District of Columbia Public School students are showing that when it comes to test scores, they won’t be left behind.

Preliminary results from a test measuring if schools are meeting federal guidelines for progress under No Child Left Behind, show most DC students have improved in both math and reading. Eight-year-old Marcus Andrews of Northwest DCPS is one of many students required to take standardized tests to measure academic skill and has hope that his test scores will improve.

“I’m not afraid to take the test now,” Andrews said. “My teachers help me a lot and when I’m confused they help me understand.”

In 2007, Mayor Adrian Fenty partnered with the City Council to take control of the failing District of Columbia Public Schools when he appointed Michelle Rhee as Chancellor. Together they began a systematic reform process to transform DCPS from one the lowest achieving school systems in the United States to an exemplary model of public education. Students who attend D.C. Public Schools are required to take the Stanford Achievement Test twice each year in reading and math. Students are tested in the fall in order to measure their academic level as they begin a new school year. The spring test measures how much they have learned during the year. The compared results allow teachers to know if students are doing well and to see exactly where they need more help. An annual progress report was initiated as a review of decisions, actions, and outcomes for the 2007-2008 school year. The report documents the path to realizing DCPS’s ultimate purpose: increased opportunities for the children of Washington, DC, through effective education.

This past July, Rhee congratulated concerned parents and students with the progress report of DCPS.

Willetta Jackson, a nurse and mother of two DCPS students, was pleased with the test results.

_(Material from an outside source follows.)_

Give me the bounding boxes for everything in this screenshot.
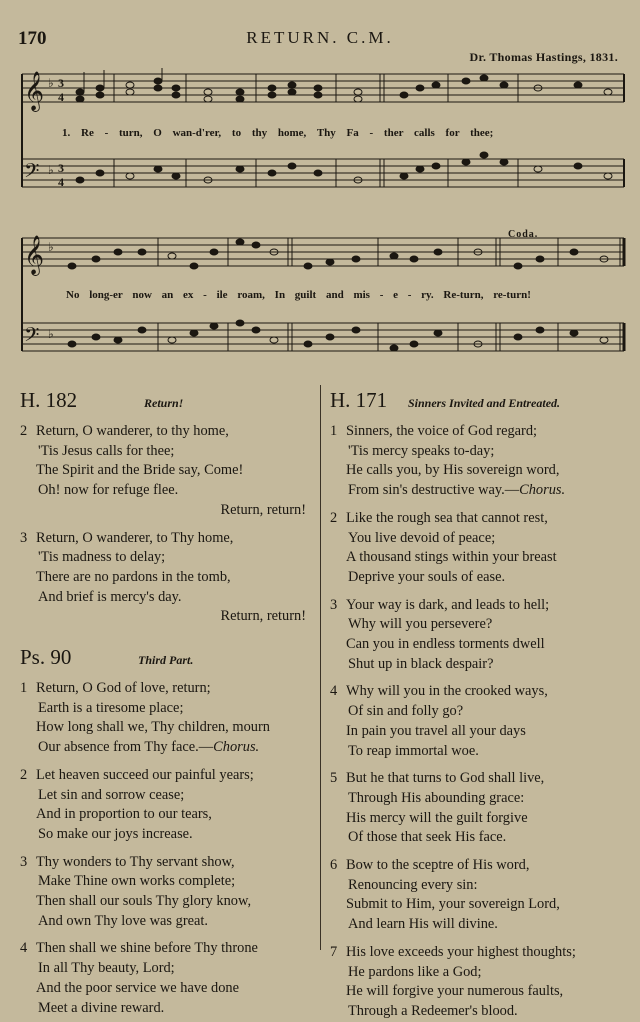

“I think Chancellor Rhee has done a great job,” Jackson said. “She stuck to her word whether or not we believed in her or not, and I think that the students can see that and admire that about her.” Students at the southeast school showed a 17 percent improved score in reading this year and did 15 percent better in math. Preliminary results show DC elementary schools saw an 8-percentage point improvement in reading and an 11-point gain in math skills. Secondary schools saw 9-point increases in both reading and math proficiencies.

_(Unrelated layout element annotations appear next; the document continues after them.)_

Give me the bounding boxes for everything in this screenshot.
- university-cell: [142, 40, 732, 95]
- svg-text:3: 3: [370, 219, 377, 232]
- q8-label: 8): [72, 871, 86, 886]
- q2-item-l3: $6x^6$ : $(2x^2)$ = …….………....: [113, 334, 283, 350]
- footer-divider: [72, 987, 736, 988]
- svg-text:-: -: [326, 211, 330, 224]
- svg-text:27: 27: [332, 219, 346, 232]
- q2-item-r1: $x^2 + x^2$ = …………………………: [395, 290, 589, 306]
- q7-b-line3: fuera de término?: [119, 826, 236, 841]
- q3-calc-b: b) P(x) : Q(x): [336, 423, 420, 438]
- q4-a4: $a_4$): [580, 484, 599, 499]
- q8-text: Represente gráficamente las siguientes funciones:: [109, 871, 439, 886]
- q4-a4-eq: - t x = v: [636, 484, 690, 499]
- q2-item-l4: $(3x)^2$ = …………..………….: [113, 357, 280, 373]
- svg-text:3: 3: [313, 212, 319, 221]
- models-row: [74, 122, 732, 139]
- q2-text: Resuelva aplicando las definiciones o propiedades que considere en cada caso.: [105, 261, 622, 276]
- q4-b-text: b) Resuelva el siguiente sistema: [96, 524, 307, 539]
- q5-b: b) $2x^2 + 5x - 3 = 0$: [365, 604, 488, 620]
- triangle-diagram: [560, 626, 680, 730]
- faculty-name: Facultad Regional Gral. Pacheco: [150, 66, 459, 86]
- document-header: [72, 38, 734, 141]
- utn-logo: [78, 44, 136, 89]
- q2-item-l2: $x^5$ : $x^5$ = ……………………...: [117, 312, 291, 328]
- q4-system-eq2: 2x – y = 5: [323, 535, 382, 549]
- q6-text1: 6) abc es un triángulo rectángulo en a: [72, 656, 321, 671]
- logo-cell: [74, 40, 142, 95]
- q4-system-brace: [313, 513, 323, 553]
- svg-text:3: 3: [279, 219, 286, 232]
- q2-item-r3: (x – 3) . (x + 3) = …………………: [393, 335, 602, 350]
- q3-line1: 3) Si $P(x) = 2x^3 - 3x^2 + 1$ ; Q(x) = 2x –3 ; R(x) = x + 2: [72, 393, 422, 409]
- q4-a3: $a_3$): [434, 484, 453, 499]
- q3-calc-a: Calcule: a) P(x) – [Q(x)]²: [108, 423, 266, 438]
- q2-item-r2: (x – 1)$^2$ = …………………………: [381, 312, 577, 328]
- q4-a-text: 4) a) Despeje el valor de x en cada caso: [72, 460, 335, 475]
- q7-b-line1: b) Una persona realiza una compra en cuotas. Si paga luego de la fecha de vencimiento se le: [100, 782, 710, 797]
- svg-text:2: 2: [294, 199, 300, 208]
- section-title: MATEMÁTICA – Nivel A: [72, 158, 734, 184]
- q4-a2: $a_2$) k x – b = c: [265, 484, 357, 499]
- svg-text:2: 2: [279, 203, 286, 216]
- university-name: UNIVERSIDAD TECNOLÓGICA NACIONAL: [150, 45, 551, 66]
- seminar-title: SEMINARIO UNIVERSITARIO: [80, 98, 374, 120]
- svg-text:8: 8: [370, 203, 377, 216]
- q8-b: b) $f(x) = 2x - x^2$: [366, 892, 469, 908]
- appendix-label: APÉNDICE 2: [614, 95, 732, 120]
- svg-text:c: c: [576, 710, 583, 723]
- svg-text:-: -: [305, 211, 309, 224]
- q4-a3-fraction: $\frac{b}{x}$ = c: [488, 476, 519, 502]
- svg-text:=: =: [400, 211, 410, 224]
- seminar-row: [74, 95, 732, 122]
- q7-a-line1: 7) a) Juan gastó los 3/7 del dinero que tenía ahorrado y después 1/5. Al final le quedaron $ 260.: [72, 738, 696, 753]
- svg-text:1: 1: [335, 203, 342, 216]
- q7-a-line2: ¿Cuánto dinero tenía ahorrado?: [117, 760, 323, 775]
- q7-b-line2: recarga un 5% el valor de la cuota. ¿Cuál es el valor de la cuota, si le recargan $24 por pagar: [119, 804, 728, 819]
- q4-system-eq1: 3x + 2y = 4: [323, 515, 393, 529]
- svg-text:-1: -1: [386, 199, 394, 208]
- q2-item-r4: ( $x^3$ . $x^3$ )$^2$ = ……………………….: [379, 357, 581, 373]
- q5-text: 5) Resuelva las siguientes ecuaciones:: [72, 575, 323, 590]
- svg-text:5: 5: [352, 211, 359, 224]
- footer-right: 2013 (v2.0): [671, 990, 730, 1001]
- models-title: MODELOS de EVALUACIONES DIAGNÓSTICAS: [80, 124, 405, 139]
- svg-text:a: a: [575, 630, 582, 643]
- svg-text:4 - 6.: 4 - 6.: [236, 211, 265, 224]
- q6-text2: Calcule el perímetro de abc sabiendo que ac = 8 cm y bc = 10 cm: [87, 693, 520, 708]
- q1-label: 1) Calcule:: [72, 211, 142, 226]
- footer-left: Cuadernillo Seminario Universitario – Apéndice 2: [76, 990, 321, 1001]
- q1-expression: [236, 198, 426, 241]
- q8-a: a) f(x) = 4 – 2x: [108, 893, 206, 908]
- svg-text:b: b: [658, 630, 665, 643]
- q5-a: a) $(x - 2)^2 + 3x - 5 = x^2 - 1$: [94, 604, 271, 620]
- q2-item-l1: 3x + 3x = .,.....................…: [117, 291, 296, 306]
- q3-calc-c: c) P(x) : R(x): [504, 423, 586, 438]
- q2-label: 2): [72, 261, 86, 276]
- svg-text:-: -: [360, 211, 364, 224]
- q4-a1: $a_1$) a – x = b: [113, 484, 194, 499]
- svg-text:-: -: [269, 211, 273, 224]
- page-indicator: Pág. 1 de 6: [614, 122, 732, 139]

Rhee credits the improvement to new test preparedness plans, the hard work of teachers and students, and efforts galvanized by former superintendent Clifford Janey to put these measures for improvement into fruition.

Although the new test scores show monumental progress from recent years, they still fall behind national averages. Rhee noted that these are only the beginning stages of improvements to the school system and much more hard work is still ahead.